Se séparer avec le sourire, mais pas sans peine
C'est curieux, mais au moment où je pourrais beaucoup écrire je ne le fais pas. Je n'ai pas le talent de Samantdi pour raconter avec humour un déménagement hétéroclite et à épisodes. Ou alors... c'est parce que le mien, de déménagement, n'est qu'accessoire. Simple conséquence de quelque chose de nettement plus impliquant.

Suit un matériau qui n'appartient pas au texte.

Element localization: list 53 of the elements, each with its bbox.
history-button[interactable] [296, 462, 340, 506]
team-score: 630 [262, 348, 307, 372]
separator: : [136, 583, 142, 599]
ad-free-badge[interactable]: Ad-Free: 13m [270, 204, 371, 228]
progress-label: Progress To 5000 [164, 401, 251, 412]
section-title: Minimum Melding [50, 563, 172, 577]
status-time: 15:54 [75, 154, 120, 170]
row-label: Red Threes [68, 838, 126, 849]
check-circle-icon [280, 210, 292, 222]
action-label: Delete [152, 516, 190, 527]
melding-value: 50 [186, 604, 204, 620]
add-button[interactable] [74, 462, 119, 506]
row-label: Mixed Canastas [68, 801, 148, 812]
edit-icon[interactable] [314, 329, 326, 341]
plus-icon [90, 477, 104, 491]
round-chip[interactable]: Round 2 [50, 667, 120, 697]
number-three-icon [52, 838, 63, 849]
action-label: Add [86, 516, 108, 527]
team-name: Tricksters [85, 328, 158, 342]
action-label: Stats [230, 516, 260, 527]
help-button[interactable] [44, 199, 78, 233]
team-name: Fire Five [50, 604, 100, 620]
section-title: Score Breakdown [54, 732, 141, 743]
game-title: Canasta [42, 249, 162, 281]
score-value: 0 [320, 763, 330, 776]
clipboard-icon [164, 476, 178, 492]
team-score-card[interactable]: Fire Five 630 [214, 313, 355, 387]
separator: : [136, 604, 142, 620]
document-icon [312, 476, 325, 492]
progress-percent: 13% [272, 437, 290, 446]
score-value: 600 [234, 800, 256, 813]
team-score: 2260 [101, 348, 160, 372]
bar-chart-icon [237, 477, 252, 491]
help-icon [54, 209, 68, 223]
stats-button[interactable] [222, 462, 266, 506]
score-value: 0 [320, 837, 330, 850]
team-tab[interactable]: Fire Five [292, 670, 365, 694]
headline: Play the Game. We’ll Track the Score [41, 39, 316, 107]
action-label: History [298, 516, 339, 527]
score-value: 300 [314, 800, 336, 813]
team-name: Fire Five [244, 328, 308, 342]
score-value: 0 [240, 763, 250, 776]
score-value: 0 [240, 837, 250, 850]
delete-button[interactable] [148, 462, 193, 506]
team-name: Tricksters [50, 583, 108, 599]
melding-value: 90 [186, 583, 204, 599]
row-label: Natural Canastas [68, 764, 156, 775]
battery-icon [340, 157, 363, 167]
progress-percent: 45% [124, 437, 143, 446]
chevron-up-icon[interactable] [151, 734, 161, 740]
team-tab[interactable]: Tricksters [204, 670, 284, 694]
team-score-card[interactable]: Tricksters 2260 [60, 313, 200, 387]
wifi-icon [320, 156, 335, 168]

Je n'écris guère... et pourtant ce que je vis actuellement, quoique banal statistiquement parlant, est pour moi résolument inédit (hum... ou presque...). La perte d'un conjoint, ai-je entendu dire, est un des évènements de la vie les plus déstabilisants qui soient. Que ce soit de façon accidentelle ou à l'issue d'un processus longuement préparé ne change rien au fond: on se retrouve seul, sans ce partenaire avec qui, par qui, et pour qui on avançait conjointement dans la vie. Certes, lorsque la séparation est anticipée on se préserve de la brutalité d'un arrachement violent, et c'est déjà énorme. Mais ça ne supprime pas totalement le sentiment de vide, et la tristesse qui accompagne cette fin d'un parcours commun.
Stop ! ne sortez pas vos mouchoirs ! Bien que cet aspect "triste" soit indéniable, il y a simultanément un côté attirant et joyeux du fait de l'inconnu de la situation et de ce qui en découle. Changements en perspective ! Avec tout ce que ça peut avoir de fascinant, inquiétant et attirant. Nous avons acquis la sérénité nécessaire pour le vivre ainsi. Tout un travail qui offre là ses résultats, et de quoi en retirer un sentiment de satisfaction.
C'est en plein accord mutuel que future-ex (qui est "ex" de fait, si ce n'est légalement) quitte le nid familial amputé tandis que j'en réintègre pleinement le cadre évidé. On se croise. Tous les deux, ainsi que les enfants, nous attendions depuis longtemps ce moment de dénouement qui sera en quelque sorte une délivrance après trois ans de mûrissement et de préparation. Il y a donc une certaine excitation devant le changement en cours. « Enfin, ça bouge ! » Mais ça n'empêche pas un sentiment de peine de nous étreindre. Entamé depuis longtemps, le deuil devient actuellement plus prégnant. Palpable. C'est là. C'est maintenant.
Glups...
Heureux de cette avancée, mais attristés par la perte inévitable de ce qu'on quitte pour de bon. Ambivalence. Sourire et enthousiasme... inquiétude dans le regard, et parfois étoiles dans les yeux. Moments forts. L'amour n'est évidemment pas mort... même s'il a changé.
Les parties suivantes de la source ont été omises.